What in God’s name were those people thinking? Did they have no concern about how they were endangering themselves and others with spreading the coronavirus? Surely not all of those people were so foolish that they didn’t care that they might be spreading the virus to their children.

And I say shame on President Trump for showing his total disregard for his so-called followers that he is willing to expose them to illness or death just to massage his ego. Apparently he doesn’t mind risking their exposure to illness or death, as long as they show support for him. Doesn’t he want them around to support him?

Of course, one doesn’t have to go to Tulsa to see people who don’t care about themselves or others. Just go to the local grocery store and see the maskless, careless people who seem to think they are immune to disease. Or maybe they just don’t care. I don’t get it.

Anyway, I thank all the thoughtful, concerned people who care enough about themselves and others to wear masks. Good on you.

Norman R. Coffman

Spokane

Ellie’s future Does Ellie, the coin-operated elephant outside the White Elephant, have a future home? She deserves a respectable place in her retirement.

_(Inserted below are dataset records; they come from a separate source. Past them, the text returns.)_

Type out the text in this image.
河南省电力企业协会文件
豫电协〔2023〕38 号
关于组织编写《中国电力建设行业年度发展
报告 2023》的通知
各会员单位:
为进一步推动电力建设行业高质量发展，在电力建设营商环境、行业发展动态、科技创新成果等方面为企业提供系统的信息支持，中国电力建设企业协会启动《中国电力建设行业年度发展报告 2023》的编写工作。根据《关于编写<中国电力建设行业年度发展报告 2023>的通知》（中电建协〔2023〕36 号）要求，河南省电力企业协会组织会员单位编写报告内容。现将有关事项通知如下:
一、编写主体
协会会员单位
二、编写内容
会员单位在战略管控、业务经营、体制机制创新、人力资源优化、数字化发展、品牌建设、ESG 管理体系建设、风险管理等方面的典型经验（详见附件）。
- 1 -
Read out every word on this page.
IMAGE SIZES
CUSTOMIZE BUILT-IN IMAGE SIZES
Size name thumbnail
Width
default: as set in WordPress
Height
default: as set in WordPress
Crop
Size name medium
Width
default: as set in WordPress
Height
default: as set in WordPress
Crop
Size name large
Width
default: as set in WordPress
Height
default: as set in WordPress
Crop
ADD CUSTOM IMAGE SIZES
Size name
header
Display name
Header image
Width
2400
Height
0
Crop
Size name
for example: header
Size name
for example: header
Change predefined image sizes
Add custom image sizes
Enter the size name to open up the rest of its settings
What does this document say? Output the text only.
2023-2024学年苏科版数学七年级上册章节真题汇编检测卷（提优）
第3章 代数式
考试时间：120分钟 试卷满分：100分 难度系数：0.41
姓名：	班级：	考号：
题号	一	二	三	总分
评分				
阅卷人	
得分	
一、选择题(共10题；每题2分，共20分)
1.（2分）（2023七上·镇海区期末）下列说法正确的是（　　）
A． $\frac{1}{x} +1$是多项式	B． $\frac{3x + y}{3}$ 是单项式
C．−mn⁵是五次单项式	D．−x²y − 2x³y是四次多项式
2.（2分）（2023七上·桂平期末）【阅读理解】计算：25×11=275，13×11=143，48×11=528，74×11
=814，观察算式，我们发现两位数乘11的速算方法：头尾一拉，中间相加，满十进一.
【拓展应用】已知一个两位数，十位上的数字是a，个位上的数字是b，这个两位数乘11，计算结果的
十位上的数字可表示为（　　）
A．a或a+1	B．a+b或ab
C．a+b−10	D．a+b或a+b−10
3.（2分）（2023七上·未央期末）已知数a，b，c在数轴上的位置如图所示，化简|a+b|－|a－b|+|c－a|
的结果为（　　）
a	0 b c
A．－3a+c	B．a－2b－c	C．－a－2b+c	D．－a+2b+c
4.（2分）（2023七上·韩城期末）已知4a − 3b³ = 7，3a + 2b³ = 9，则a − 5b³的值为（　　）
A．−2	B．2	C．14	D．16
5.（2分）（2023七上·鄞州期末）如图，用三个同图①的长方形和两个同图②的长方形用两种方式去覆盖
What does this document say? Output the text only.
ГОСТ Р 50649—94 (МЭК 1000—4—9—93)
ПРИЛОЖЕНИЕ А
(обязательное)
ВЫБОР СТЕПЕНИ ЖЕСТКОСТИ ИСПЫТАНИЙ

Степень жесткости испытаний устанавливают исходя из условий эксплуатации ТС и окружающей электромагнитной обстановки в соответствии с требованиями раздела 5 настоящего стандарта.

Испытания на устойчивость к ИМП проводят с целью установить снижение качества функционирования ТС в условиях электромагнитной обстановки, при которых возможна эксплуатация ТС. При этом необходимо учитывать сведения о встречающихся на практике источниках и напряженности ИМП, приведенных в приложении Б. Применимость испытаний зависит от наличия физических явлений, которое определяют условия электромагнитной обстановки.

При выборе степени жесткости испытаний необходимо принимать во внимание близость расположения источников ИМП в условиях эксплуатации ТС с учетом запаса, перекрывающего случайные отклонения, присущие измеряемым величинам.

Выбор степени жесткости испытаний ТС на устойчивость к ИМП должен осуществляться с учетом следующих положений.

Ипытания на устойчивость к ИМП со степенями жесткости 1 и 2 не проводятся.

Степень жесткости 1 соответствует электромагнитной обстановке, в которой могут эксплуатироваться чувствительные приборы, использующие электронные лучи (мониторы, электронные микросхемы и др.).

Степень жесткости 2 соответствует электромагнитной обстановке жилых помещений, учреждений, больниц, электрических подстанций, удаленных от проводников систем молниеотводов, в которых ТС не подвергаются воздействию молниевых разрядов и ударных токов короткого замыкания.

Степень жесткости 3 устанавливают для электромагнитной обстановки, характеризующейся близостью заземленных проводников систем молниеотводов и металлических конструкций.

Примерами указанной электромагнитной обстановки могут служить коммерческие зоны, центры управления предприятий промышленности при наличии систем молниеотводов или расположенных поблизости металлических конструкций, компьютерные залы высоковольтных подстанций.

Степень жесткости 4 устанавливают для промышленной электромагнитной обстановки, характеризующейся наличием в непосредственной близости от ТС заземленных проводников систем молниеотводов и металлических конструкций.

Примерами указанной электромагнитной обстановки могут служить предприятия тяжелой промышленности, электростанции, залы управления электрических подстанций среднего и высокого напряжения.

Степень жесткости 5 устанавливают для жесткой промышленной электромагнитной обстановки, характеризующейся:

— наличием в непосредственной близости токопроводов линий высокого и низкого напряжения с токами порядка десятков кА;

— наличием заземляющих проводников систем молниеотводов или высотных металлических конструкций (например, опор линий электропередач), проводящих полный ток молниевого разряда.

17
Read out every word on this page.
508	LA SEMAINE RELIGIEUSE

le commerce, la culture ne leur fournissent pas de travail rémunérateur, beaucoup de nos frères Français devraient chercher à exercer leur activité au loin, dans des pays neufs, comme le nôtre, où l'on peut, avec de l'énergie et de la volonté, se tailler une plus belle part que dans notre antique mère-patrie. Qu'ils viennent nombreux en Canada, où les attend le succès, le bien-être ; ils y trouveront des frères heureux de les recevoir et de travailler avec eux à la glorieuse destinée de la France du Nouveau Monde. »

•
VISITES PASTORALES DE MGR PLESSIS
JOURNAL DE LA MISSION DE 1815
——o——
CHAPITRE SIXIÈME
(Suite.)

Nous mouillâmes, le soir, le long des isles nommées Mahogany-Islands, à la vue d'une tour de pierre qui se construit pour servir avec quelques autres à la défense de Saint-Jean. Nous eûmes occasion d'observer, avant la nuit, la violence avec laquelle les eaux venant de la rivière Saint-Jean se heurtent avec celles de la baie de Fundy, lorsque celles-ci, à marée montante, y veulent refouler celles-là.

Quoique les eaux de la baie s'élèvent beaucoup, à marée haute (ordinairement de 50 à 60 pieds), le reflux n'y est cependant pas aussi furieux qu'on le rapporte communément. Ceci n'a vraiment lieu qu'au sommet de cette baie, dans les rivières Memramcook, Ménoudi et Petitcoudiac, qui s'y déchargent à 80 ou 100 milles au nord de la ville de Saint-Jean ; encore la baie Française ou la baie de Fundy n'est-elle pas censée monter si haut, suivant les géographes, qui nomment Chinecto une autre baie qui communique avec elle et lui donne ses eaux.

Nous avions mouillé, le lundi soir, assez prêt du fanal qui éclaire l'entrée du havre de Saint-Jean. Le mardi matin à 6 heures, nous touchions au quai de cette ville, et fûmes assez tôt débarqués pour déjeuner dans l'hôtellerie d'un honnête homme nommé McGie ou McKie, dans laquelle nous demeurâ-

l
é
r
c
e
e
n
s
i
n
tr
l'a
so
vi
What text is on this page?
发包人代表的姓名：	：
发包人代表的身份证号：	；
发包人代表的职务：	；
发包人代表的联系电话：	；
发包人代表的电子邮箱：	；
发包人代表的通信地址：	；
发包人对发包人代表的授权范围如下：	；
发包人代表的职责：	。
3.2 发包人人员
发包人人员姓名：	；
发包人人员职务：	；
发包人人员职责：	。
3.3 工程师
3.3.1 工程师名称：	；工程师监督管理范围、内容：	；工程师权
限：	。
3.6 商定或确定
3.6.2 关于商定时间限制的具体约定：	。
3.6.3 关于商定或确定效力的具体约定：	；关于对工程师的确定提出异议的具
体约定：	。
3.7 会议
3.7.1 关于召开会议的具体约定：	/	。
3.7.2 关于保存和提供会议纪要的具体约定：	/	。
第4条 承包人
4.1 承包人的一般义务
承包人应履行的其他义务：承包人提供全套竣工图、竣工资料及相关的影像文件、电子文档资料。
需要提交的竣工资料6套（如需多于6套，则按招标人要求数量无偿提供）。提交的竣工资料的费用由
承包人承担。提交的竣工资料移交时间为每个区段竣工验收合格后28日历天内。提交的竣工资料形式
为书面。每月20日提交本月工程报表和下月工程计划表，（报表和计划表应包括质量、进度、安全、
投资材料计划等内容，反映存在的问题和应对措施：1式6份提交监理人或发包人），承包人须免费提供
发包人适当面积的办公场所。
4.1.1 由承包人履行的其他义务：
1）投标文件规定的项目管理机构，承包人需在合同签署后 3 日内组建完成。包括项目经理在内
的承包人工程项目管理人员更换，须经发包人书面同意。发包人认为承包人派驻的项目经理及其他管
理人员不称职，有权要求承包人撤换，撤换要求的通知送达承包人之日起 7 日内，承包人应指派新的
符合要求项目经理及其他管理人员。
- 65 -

After all, she has stood still for decades in all types of weather watching the traffic go by, acted in the role of ambassador to all visitors, and left parents digging in their pockets for change to bring a smile to small children. Perhaps she might like to relocate? Maybe to be put on display in the building housing the carousel downtown? She would feel like she is among her own. Or perhaps she might like to be on display in the lobby of the MAC in Browne’s Addition?

Wherever she goes, I wish her well in retirement.